Even though I have yet to finish my baby coin quilt, I have multiple ideas sketched out and fabrics chosen (and some ordered, scary & thrilling) for projects two through five. I've converted my best friend to the idea of admiring and wanting a contemporary quilt, and suggested I make said number as her wedding gift. (She's getting married next July, so I think a year is enough time to make a queen size.) Because I just can't wait to get started, but have to for numerous reasons, I thought I'd put some pictures of the fabrics I've chosen up here.

These three (plus others yet to be determined) will go in a child's quilt, square in square, with the brown lattice as sashing so it becomes a "fence" around the gardens.

I adore this Alexander Henry print, Step By Step. It will go in the wedding quilt.

Calico Cats are so happy and joyful, who can resist? It will be a shame to cut them up, so I think they'll go on the back of a "peek-a-boo porthole" baby quilt.

To be honest, I don't have a plan for 2D Zoo. I love it.

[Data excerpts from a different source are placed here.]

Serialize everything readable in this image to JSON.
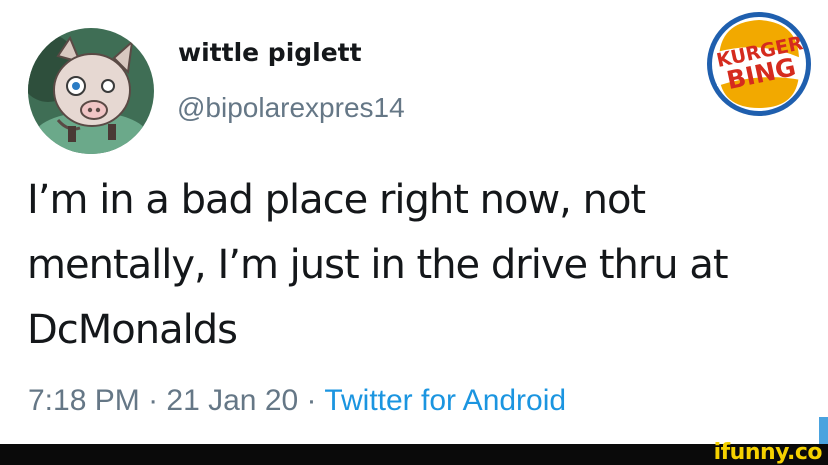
{
  "tweet": {
    "display_name": "wittle piglett",
    "handle": "@bipolarexpres14",
    "text": "I’m in a bad place right now, not\nmentally, I’m just in the drive thru at\nDcMonalds",
    "time": "7:18 PM",
    "separator": " · ",
    "date": "21 Jan 20",
    "source": "Twitter for Android"
  },
  "logo": {
    "line1": "KURGER",
    "line2": "BING"
  },
  "watermark": {
    "text": "ifunny.co"
  },
  "colors": {
    "name_text": "#14171a",
    "secondary_text": "#657786",
    "link_blue": "#1b95e0",
    "logo_red": "#d52b1e",
    "logo_orange": "#f2a900",
    "logo_blue": "#1f5fae",
    "watermark_yellow": "#f5d100"
  },
  "icons": {
    "avatar": "pig-avatar-icon",
    "logo": "burger-king-parody-logo-icon"
  }
}
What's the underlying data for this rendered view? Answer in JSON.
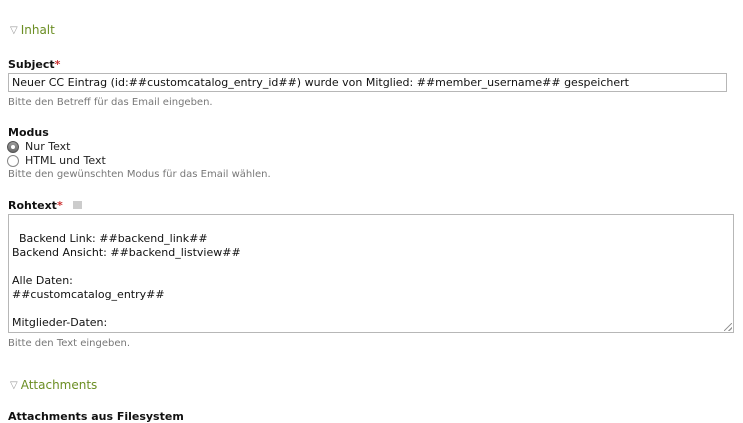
{
  "sections": {
    "inhalt": "Inhalt",
    "attachments": "Attachments"
  },
  "subject": {
    "label": "Subject",
    "required_marker": "*",
    "value": "Neuer CC Eintrag (id:##customcatalog_entry_id##) wurde von Mitglied: ##member_username## gespeichert",
    "help": "Bitte den Betreff für das Email eingeben."
  },
  "modus": {
    "label": "Modus",
    "options": [
      {
        "label": "Nur Text",
        "checked": true
      },
      {
        "label": "HTML und Text",
        "checked": false
      }
    ],
    "help": "Bitte den gewünschten Modus für das Email wählen."
  },
  "rohtext": {
    "label": "Rohtext",
    "required_marker": "*",
    "value": "Backend Link: ##backend_link##\nBackend Ansicht: ##backend_listview##\n\nAlle Daten:\n##customcatalog_entry##\n\nMitglieder-Daten:\n##member##",
    "help": "Bitte den Text eingeben."
  },
  "cut_label": "Attachments aus Filesystem"
}
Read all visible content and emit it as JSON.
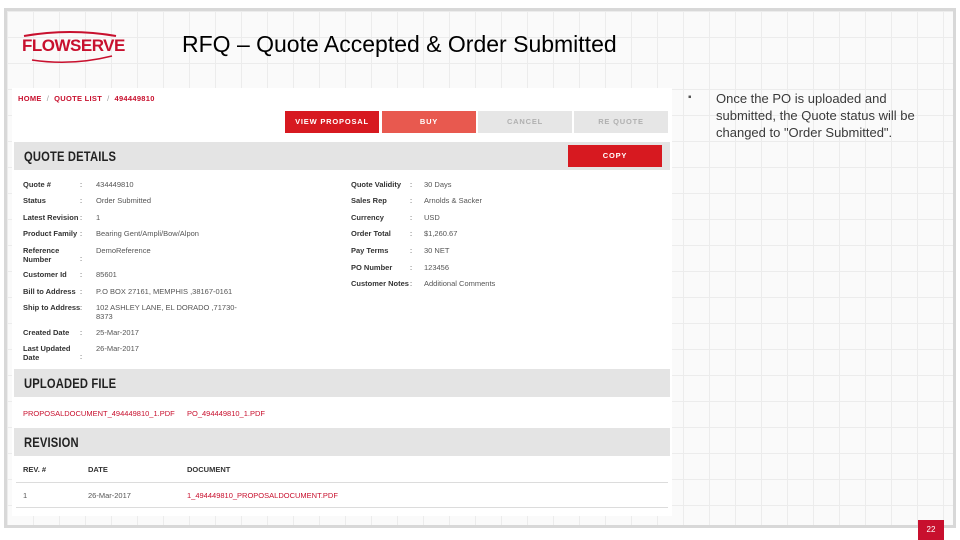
{
  "slide": {
    "title": "RFQ – Quote Accepted & Order Submitted",
    "logo_text": "FLOWSERVE",
    "bullet_symbol": "▪",
    "note": "Once the PO is uploaded and submitted, the Quote status will be changed to \"Order Submitted\".",
    "page_number": "22"
  },
  "breadcrumb": {
    "items": [
      "HOME",
      "QUOTE LIST",
      "494449810"
    ],
    "separator": "/"
  },
  "actions": {
    "view_proposal": "VIEW PROPOSAL",
    "buy": "BUY",
    "cancel": "CANCEL",
    "requote": "RE QUOTE"
  },
  "quote_details": {
    "title": "QUOTE DETAILS",
    "copy": "COPY",
    "colon": ":",
    "left": [
      {
        "label": "Quote #",
        "value": "434449810"
      },
      {
        "label": "Status",
        "value": "Order Submitted"
      },
      {
        "label": "Latest Revision",
        "value": "1"
      },
      {
        "label": "Product Family",
        "value": "Bearing Gent/Ampli/Bow/Alpon"
      },
      {
        "label": "Reference Number",
        "value": "DemoReference"
      },
      {
        "label": "Customer Id",
        "value": "85601"
      },
      {
        "label": "Bill to Address",
        "value": "P.O BOX 27161, MEMPHIS ,38167-0161"
      },
      {
        "label": "Ship to Address",
        "value": "102 ASHLEY LANE, EL DORADO ,71730-8373"
      },
      {
        "label": "Created Date",
        "value": "25-Mar-2017"
      },
      {
        "label": "Last Updated Date",
        "value": "26-Mar-2017"
      }
    ],
    "right": [
      {
        "label": "Quote Validity",
        "value": "30 Days"
      },
      {
        "label": "Sales Rep",
        "value": "Arnolds & Sacker"
      },
      {
        "label": "Currency",
        "value": "USD"
      },
      {
        "label": "Order Total",
        "value": "$1,260.67"
      },
      {
        "label": "Pay Terms",
        "value": "30 NET"
      },
      {
        "label": "PO Number",
        "value": "123456"
      },
      {
        "label": "Customer Notes",
        "value": "Additional Comments"
      }
    ]
  },
  "uploaded_file": {
    "title": "UPLOADED FILE",
    "files": [
      "PROPOSALDOCUMENT_494449810_1.PDF",
      "PO_494449810_1.PDF"
    ]
  },
  "revision": {
    "title": "REVISION",
    "headers": [
      "REV. #",
      "DATE",
      "DOCUMENT"
    ],
    "rows": [
      {
        "rev": "1",
        "date": "26-Mar-2017",
        "document": "1_494449810_PROPOSALDOCUMENT.PDF"
      }
    ]
  },
  "colors": {
    "brand_red": "#c8102e",
    "button_red": "#d71920",
    "button_light_red": "#e8594f",
    "button_grey": "#e6e6e6",
    "section_grey": "#e4e4e4"
  }
}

Mod animals, including an anteater! It will get saved for something special, and I guess this means I've officially started a stash. Oh dear.

Wednesday, June 24, 2009

"Peachy" Coin Quilt Is So Much Fun!

I've just become someone who makes quilts. No, not a quilter. Not yet. Having not quite finished my first ever quilt, a crib sized coin quilt, I can't assume the title of quilter just yet. I have to confess that I've never really liked quilts. I mean, the craftsmanship and artistry of a beautifully pieced project was always evident, but in general quilts were too full of crazy colours and calico prints and seemed to reek of all the things I don't like about the "country" style. I'm into minimalism and the mid-century modern look, so blue willow teapots quilted onto my bed linen hasn't been on my radar. Somehow, though, I've discovered that modern design and quilting can actually go together beautifully.

About a week ago I googled "modern quilts". Who knows why, or what whisper of interest sparked my search, but there it was. The Flickr group "Fresh Modern Quilts" hailed with gorgeous photos. I was hooked. I wanted to make my own. I'm on holiday in Toronto with no sewing machine and no pins and no iron, but these were not major hurdles. If I found the quilts on Sunday, then by Wednesday I had my fabric, basic acoutrements, and an older machine from Craigslist. A new creative activity was underway.

As a relatively competent sewer, embarking on a quilt with no prior experience, no class, and no mentor has been fine. I've scoured the internet for blogs and sites to give me inspiration and advice, and discovered that I share much with many other fabulous ladies out there who are also into designing lovely, fresh quilt canvases. Thank you all, for taking the time to write about your projects. I hope I can eventually have a "finished quilts" section too!